Tapi itu tetap tidak cukup, kata Igun, "mitra" Grab selama tiga tahun terakhir. Igun mengatakan pendapatan pengemudi terus menurun karena persaingan usaha yang semakin ketat. Biang keladinya adalah karena penyedia aplikasi terus-terusan membuka lowongan bagi "mitra" baru. Katanya, untuk kerja 8 hingga 10 jam per hari, penghasilan mereka rata-rata cuma Rp2 juta sampai Rp3 juta atau ada di bawah Upah Minimum Provinsi DKI Jakarta sebesar Rp3,6 juta.

Belum lagi soal hukuman yang dijatuhkan oleh perusahaan kepada para "mitra"-nya, yang kadang tanpa konfirmasi, semisal soal ketidakcocokan antara nomor polisi kendaraan pada aplikasi dan yang tertempel.

"Aplikator tidak mengkonfirmasi dulu kenapa harus ganti motor. Rata-rata ojek online tidak bisa memperbaiki motornya yang rusak karena tidak memiliki biaya untuk perbaikan akibat dari tarif yang begitu murah," katanya.

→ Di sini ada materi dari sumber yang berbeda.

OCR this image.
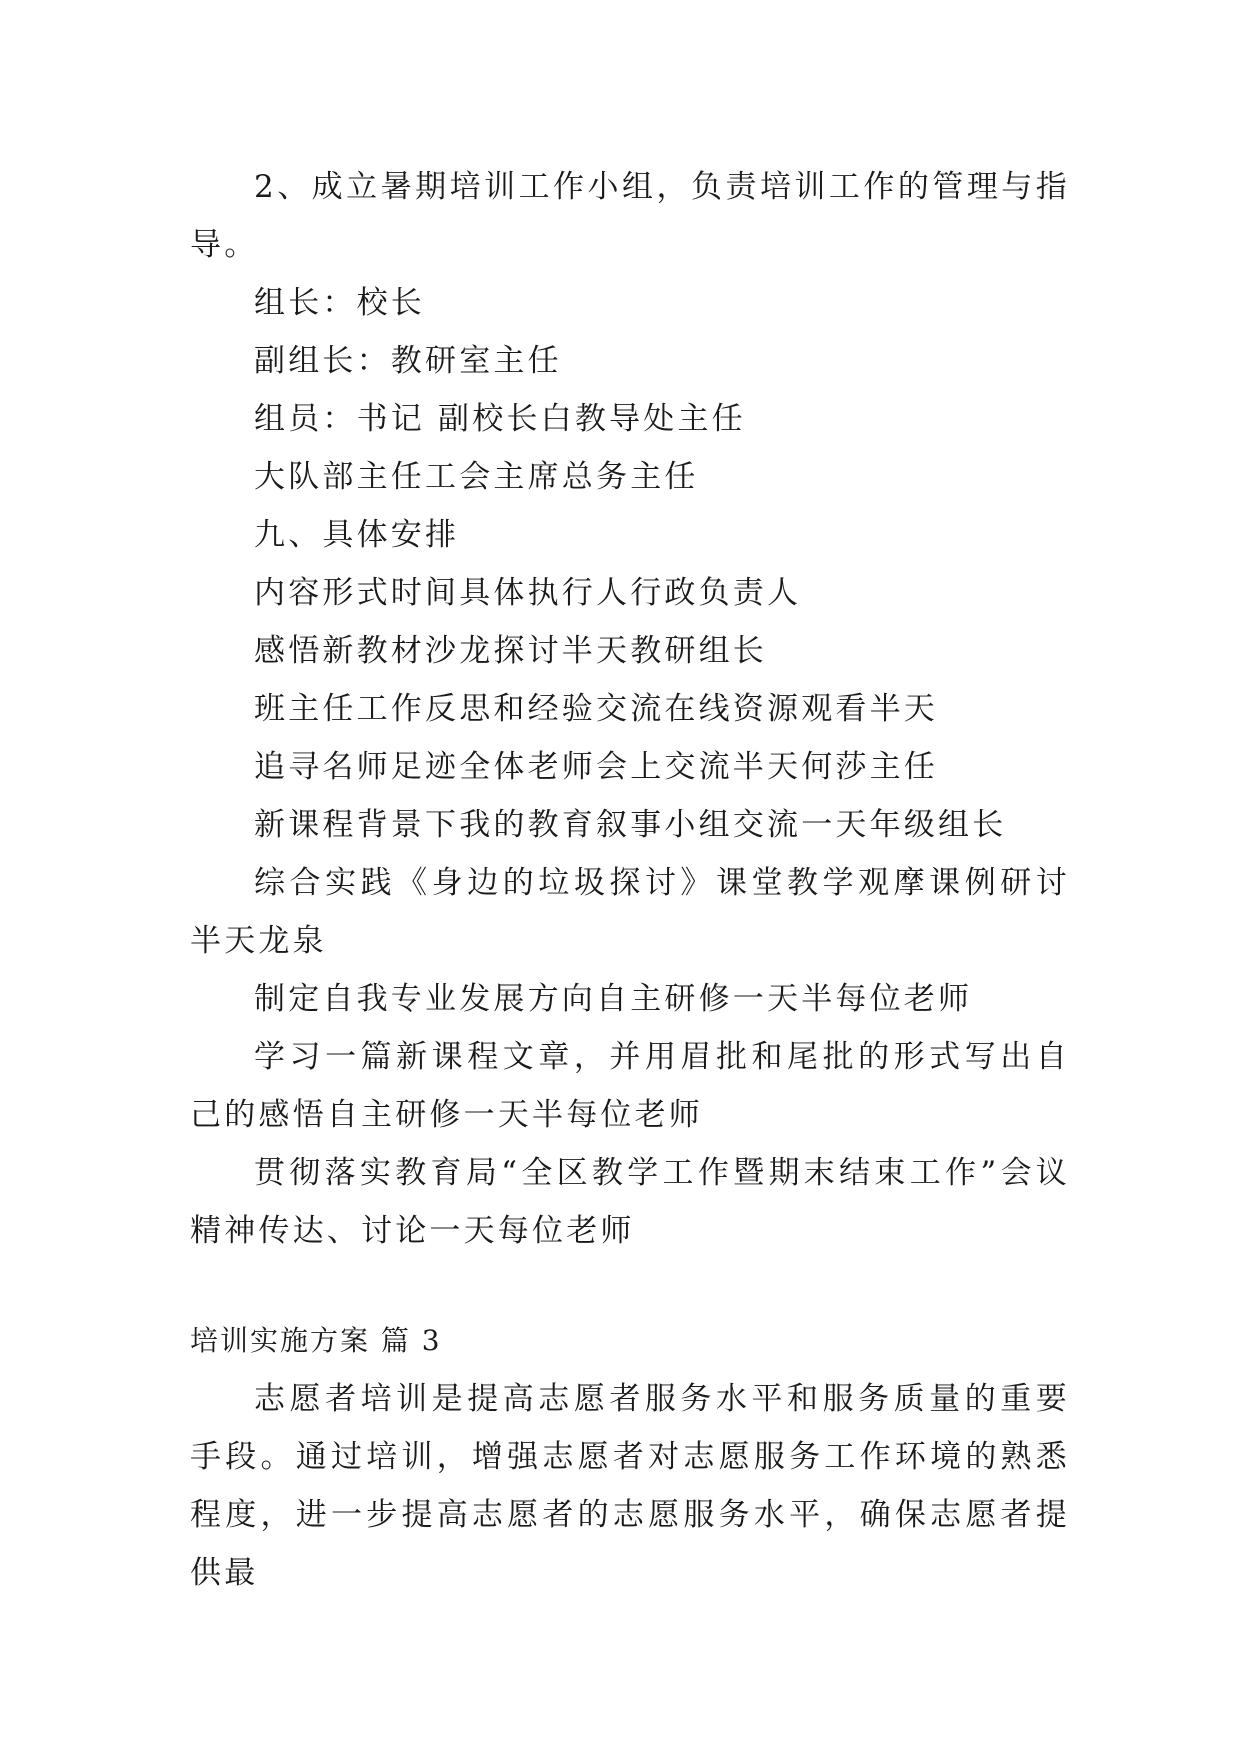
2、成立暑期培训工作小组，负责培训工作的管理与指导。

组长：校长

副组长：教研室主任

组员：书记 副校长白教导处主任

大队部主任工会主席总务主任

九、具体安排

内容形式时间具体执行人行政负责人

感悟新教材沙龙探讨半天教研组长

班主任工作反思和经验交流在线资源观看半天

追寻名师足迹全体老师会上交流半天何莎主任

新课程背景下我的教育叙事小组交流一天年级组长

综合实践《身边的垃圾探讨》课堂教学观摩课例研讨半天龙泉

制定自我专业发展方向自主研修一天半每位老师

学习一篇新课程文章，并用眉批和尾批的形式写出自己的感悟自主研修一天半每位老师

贯彻落实教育局“全区教学工作暨期末结束工作”会议精神传达、讨论一天每位老师

培训实施方案 篇 3

志愿者培训是提高志愿者服务水平和服务质量的重要手段。通过培训，增强志愿者对志愿服务工作环境的熟悉程度，进一步提高志愿者的志愿服务水平，确保志愿者提供最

Transportasi Umum Harus Tetap Prioritas

Pengamat transportasi dari Masyarakat Transportasi Indonesia (MTI), Djoko Setijowarno mengatakan terlepas dari polemik ojek daring ini, transportasi publik harus tetap jadi prioritas pemerintah. Menurut Djoko masifnya transportasi daring, dan dengan demikian masalah-masalah yang mengikutinya, adalah karena transportasi publik belum memadai.

"Mau tidak mau seharusnya pemerintah memperbaiki transportasi umum sebagai solusinya, karena itu janji Jokowi saat itu (ketika dilantik) untuk memperbaiki transportasi umum," katanya kepada reporter Tirto.

Menurutnya, jika transportasi publik memadai, maka akan dengan sendirinya keberadaan transportasi daring akan tidak relevan.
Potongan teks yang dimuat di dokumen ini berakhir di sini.